As duas faces da moeda digital

O Bitcoin (criptomoeda) é uma espécie de dinheiro, como o real e o dólar, mas diferencia-se de toda e qualquer moeda por ser puramente virtual e por não ser emitido por nenhuma autoridade estatal. Nos comércios eletrônicos, o Bitcoin consiste na forma ideal de pagamento, já que é rápido, barato e seguro. Hoje, juntando o valor de todas as Bitcoin do mundo, é possível chegar à quantia de US$ 14 bilhões.

O Bitcoin foi criado em 2008, por um programador conhecido pelo nome de Satoshi Nakamoto, e é considerado por alguns especialistas como uma invenção revolucionária, pois, pela primeira vez, o problema do gasto duplo, que acontece quando um usuário tenta gastar as mesmas moedas digitais mais de uma vez, pode ser resolvido sem a presença de um intermediário, como o Paypal ou o Mastercard.

Resultado de mais de duas décadas de trabalho e pesquisa por desenvolvedores anônimos, essa moeda digital foi criada em razão do sistema financeiro instável, da perda da privacidade financeira e da crescente intervenção estatal e regulamentação estatal no campo financeiro e monetário.

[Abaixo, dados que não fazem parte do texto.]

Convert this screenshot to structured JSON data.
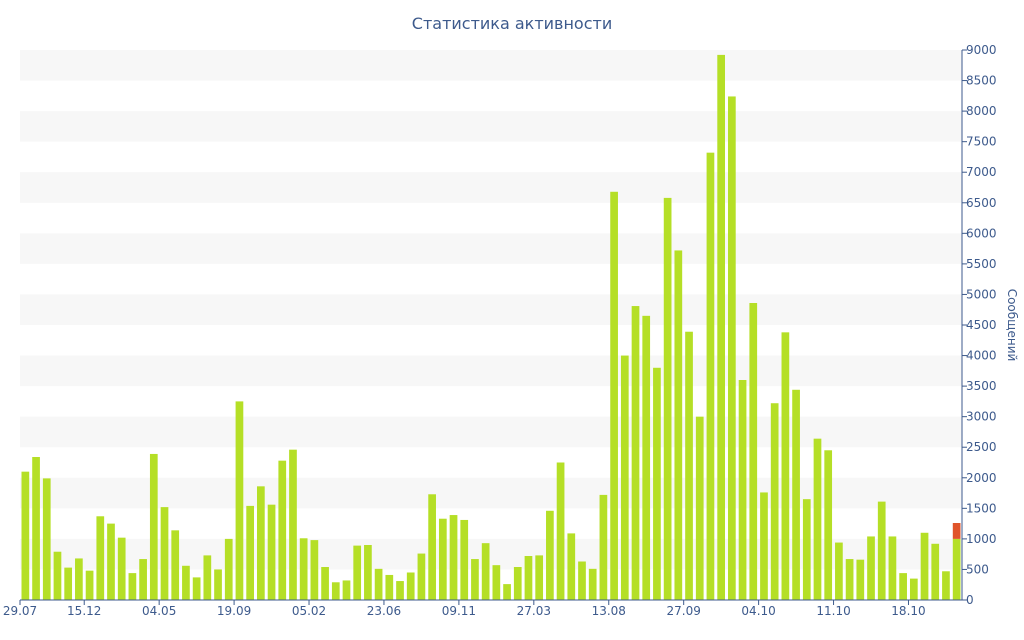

A moeda digital é fruto da conjugação das seguintes tecnologias: a veiculação de dados por meio da rede peer-to-peer e a criptografia. Uma rede peer-to-peer, ao contrário das redes tradicionais, não possui um servidor central, sendo considerada, portanto, uma rede descentralizada. Essas redes começaram a ser desenvolvidas na década de 60 nos Estados Unidos, e ganharam ampla popularidade no final da década de 90, mobilizando milhões de pessoas dedicadas a compartilhar arquivos de áudio, usando programas bastante conhecidos como Emule, Kazaa Lite e etc. A rede peer-to-peer, no âmbito do mercado de Bitcoin, possui a função fundamental de distribuir os registros do blockchain a todo instante.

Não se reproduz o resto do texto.